Sender Reputation
Sender reputation is a general term that encompasses how good you are as an email sender. A high sender reputation is correlated with high email deliverability. On the flip side, a bad sender reputation is highly correlated with low email deliverability, as it makes getting into the inbox much harder.
Sender reputation isn't a cut and dry score, but rather a combination of various measurements of IP reputation, domain reputation, blacklist presence, and other factors.
Moreover, a clean and proper setup of your email authentication records is also important in setting the foundation to build a good sender reputation.
Sender reputation flows to identifiers of your business or brand as an email sender, and those two identifiers are largely centered around the sending IP(s) and sending domain.
Sender IP ReputationWhenever your email message gets sent out, it always has an originating IP address that is the sender IP.
This IP carries a reputation, known as its sender IP reputation, based on the history of messages that originated from the IP address.
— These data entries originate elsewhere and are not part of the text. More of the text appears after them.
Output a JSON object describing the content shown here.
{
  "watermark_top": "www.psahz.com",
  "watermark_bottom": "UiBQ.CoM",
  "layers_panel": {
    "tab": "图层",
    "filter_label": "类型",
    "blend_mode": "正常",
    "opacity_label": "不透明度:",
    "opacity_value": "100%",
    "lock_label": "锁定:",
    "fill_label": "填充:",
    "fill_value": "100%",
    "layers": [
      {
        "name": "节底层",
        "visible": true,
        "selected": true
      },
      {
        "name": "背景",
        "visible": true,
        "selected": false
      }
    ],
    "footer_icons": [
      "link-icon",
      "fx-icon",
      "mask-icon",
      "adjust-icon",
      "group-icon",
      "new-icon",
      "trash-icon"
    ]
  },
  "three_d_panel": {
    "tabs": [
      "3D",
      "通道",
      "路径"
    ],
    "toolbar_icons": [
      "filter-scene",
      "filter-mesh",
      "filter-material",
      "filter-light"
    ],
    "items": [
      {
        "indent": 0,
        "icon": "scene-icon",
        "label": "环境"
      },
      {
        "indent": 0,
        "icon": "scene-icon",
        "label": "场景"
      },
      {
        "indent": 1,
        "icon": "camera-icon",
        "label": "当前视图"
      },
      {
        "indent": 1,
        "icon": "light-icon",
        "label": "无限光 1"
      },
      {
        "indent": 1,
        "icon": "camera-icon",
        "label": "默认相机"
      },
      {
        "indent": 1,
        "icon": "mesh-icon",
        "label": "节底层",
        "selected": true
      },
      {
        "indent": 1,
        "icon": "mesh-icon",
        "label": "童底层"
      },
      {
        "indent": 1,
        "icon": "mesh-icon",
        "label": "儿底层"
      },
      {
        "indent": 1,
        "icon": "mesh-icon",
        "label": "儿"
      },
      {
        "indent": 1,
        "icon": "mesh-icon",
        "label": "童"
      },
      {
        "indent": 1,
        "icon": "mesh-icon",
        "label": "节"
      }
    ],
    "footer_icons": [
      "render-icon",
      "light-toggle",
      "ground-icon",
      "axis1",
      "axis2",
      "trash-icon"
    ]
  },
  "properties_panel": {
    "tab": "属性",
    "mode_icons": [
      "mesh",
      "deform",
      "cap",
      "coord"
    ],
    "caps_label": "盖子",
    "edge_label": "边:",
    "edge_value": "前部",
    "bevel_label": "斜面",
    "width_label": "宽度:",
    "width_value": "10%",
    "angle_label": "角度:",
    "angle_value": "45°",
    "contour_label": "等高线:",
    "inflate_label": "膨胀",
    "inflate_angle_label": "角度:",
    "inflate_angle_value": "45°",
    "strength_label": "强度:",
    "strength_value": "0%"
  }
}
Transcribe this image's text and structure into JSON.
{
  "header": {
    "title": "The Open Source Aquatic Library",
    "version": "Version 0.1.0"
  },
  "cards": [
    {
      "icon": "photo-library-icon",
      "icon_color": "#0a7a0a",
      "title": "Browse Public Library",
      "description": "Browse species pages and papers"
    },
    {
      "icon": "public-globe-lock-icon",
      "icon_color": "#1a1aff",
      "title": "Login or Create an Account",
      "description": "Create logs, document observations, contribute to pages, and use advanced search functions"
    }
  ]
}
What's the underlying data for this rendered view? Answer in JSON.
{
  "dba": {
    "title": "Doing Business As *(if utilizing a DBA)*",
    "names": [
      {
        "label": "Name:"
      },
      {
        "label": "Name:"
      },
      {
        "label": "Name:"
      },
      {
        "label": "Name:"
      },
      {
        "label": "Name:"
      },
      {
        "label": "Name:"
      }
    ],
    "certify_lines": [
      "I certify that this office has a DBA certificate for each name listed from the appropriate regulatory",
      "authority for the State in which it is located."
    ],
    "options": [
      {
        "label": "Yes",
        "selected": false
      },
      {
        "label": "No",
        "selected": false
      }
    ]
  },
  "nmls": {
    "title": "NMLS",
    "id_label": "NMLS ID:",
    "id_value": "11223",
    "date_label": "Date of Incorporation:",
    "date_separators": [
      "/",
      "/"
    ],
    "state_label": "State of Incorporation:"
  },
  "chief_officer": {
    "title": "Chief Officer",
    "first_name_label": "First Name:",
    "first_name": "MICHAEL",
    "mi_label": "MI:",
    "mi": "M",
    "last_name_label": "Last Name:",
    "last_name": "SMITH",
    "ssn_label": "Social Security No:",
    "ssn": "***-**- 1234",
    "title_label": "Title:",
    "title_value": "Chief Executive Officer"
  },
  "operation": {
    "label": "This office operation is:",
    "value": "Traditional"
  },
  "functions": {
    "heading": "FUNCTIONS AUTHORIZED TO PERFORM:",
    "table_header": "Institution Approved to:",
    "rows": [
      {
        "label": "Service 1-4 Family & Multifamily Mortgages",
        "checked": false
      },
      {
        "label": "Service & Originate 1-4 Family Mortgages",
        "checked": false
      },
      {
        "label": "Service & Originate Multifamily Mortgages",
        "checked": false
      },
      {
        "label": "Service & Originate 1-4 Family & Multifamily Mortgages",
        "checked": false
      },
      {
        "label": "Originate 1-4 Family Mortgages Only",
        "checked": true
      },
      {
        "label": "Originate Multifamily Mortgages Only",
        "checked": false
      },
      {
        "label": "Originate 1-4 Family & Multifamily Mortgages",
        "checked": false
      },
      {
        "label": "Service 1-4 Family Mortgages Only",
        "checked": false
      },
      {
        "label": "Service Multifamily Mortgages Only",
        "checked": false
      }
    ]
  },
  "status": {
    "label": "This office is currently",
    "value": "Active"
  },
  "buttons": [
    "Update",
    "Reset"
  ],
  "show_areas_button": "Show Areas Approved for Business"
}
Factors like age of IP, historic volume, blacklist presence, passing authentication, and more combine to determine the overall picture of the sender IP's reputation.
Generally speaking sender IP reputation is positively impacted by:
- Older IP address
- Higher volume of messages sent
- Consistent volume of messages
- Low spam complaint rates
- Low bounce rates
- Few spam trap hits
- Proper SPF / DKIM / DMARC records
- Low presence on blacklists
All of these factors play their part in creating a high-reputation sender IP.
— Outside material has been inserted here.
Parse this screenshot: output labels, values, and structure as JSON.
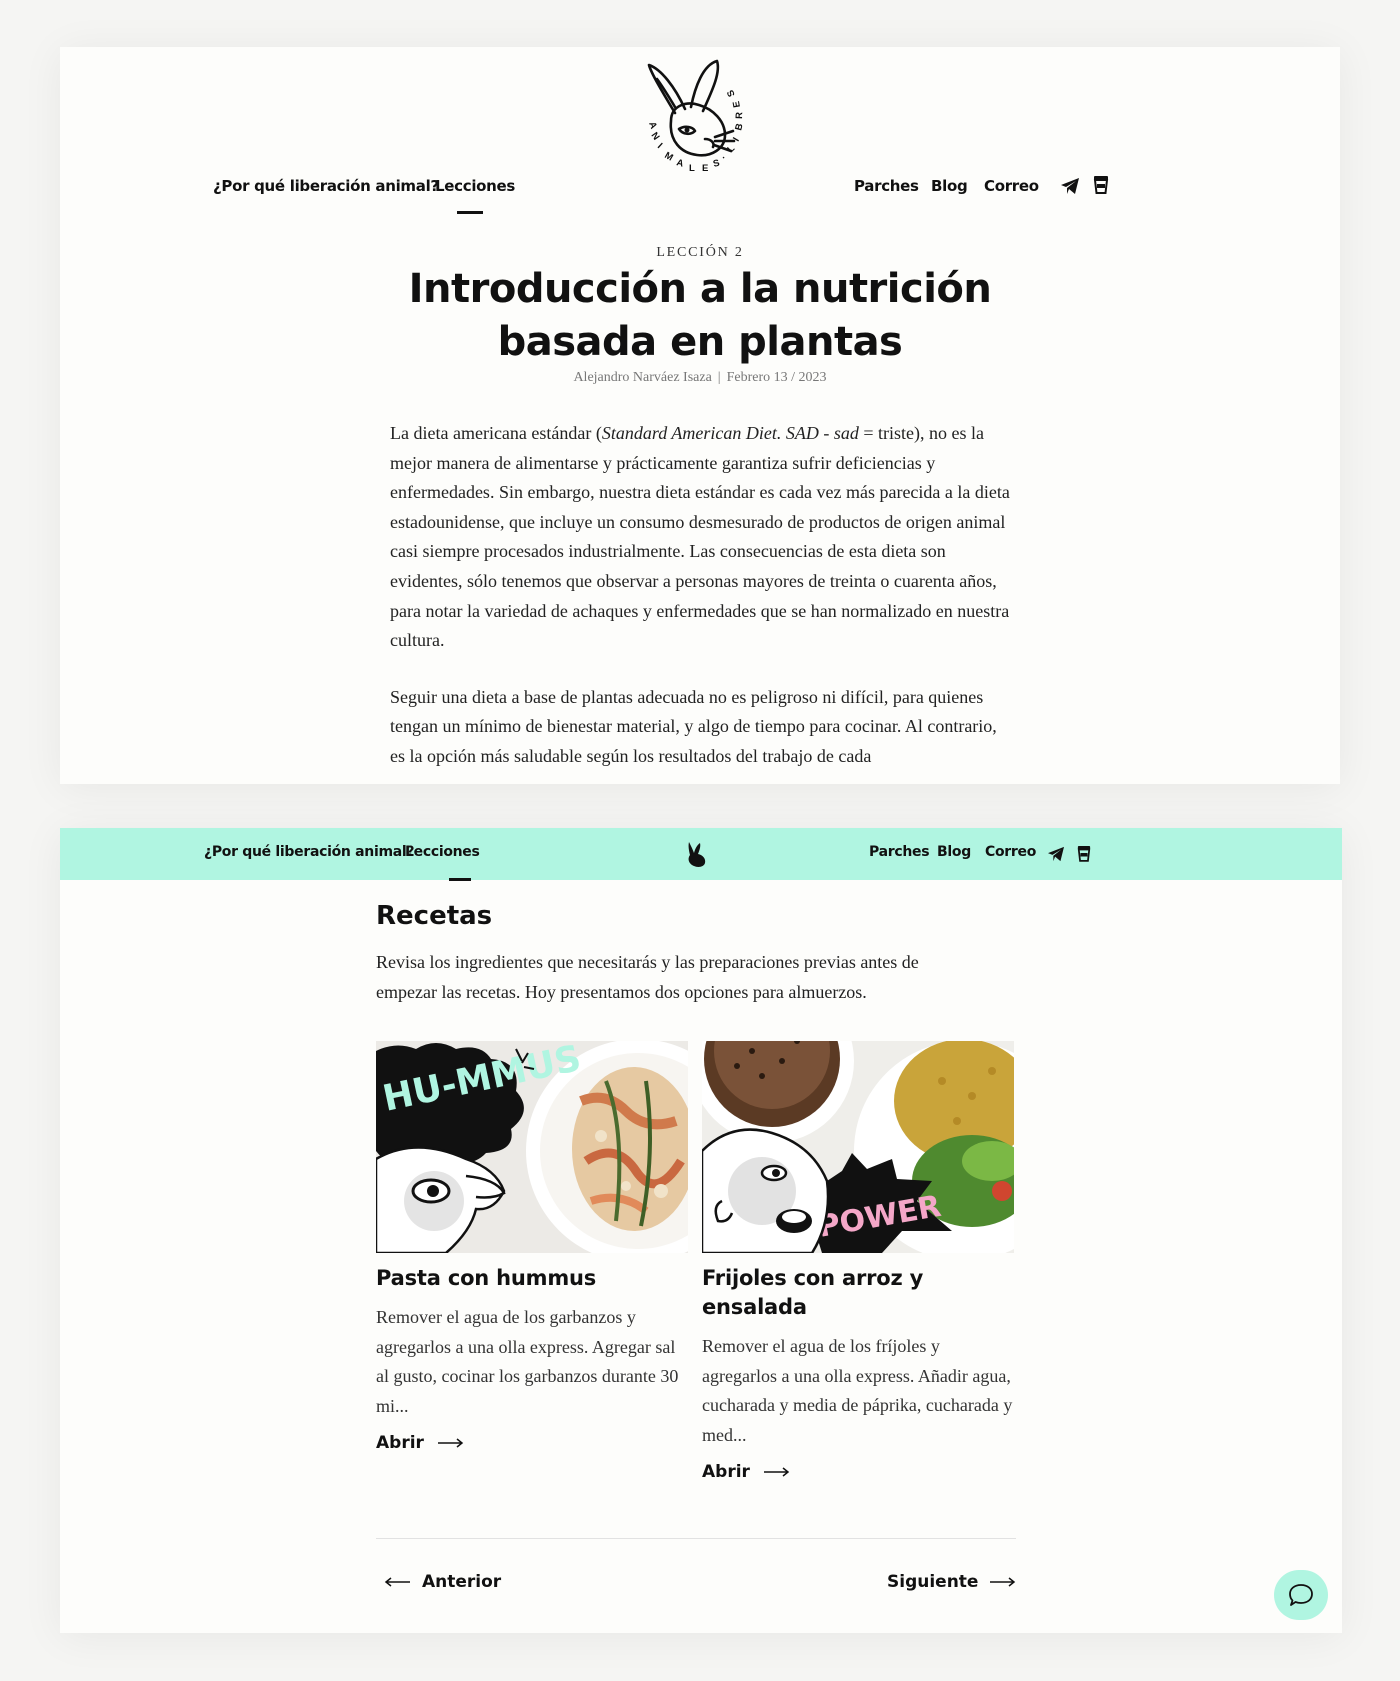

Sender Domain ReputationDomain reputation are affected largely by similar factors as sender IP reputation. Over time, the receiving inboxes have shifted to weighing domain reputation more heavily relative to sender IP reputation. This is partially because switching IPs has become much easier, whereas switching domains is harder for a sender. Thus, the sender domain serves as a better identifier of the email message sender.
Engagement
One of the key deliverability factors is user engagement levels. A user's email engagement refers to the set of actions the user takes towards a sender's email messages. Specifically, inboxes are looking at the history and ratios of both positive user engagement and negative user engagement to make deliverability decisions.
Positive email engagement signals include:
- Opening emails
- Click links in emails
- Starring/Marking as Important
- Replying to emails
- Forwarding emails
- Adding sender to whitelist
On the contrary, negative email engagement signals include:
- Marking emails as spam
- Deleting without reading
- Not opening emails
- Not clicking emails
- Bouncing emails
Given this set of user actions' role in deliverability, it's highly important to make sure your emails are generating a high ratio of the positive user engagement signals and a low ratio of negative user engagement signals.
To do so requires you to start with list segmentation and matching the relevant content to the specific target segments. Also, you need to optimize your list acquisition and cleansing tactics for good subscribers, not just high volume of subscribers.
We've seen email deliverability rates fluctuate significantly (both positively and negatively) based on user engagement trends, so this is definitely a very important factor to keep track of on your quest for perfect email deliverability.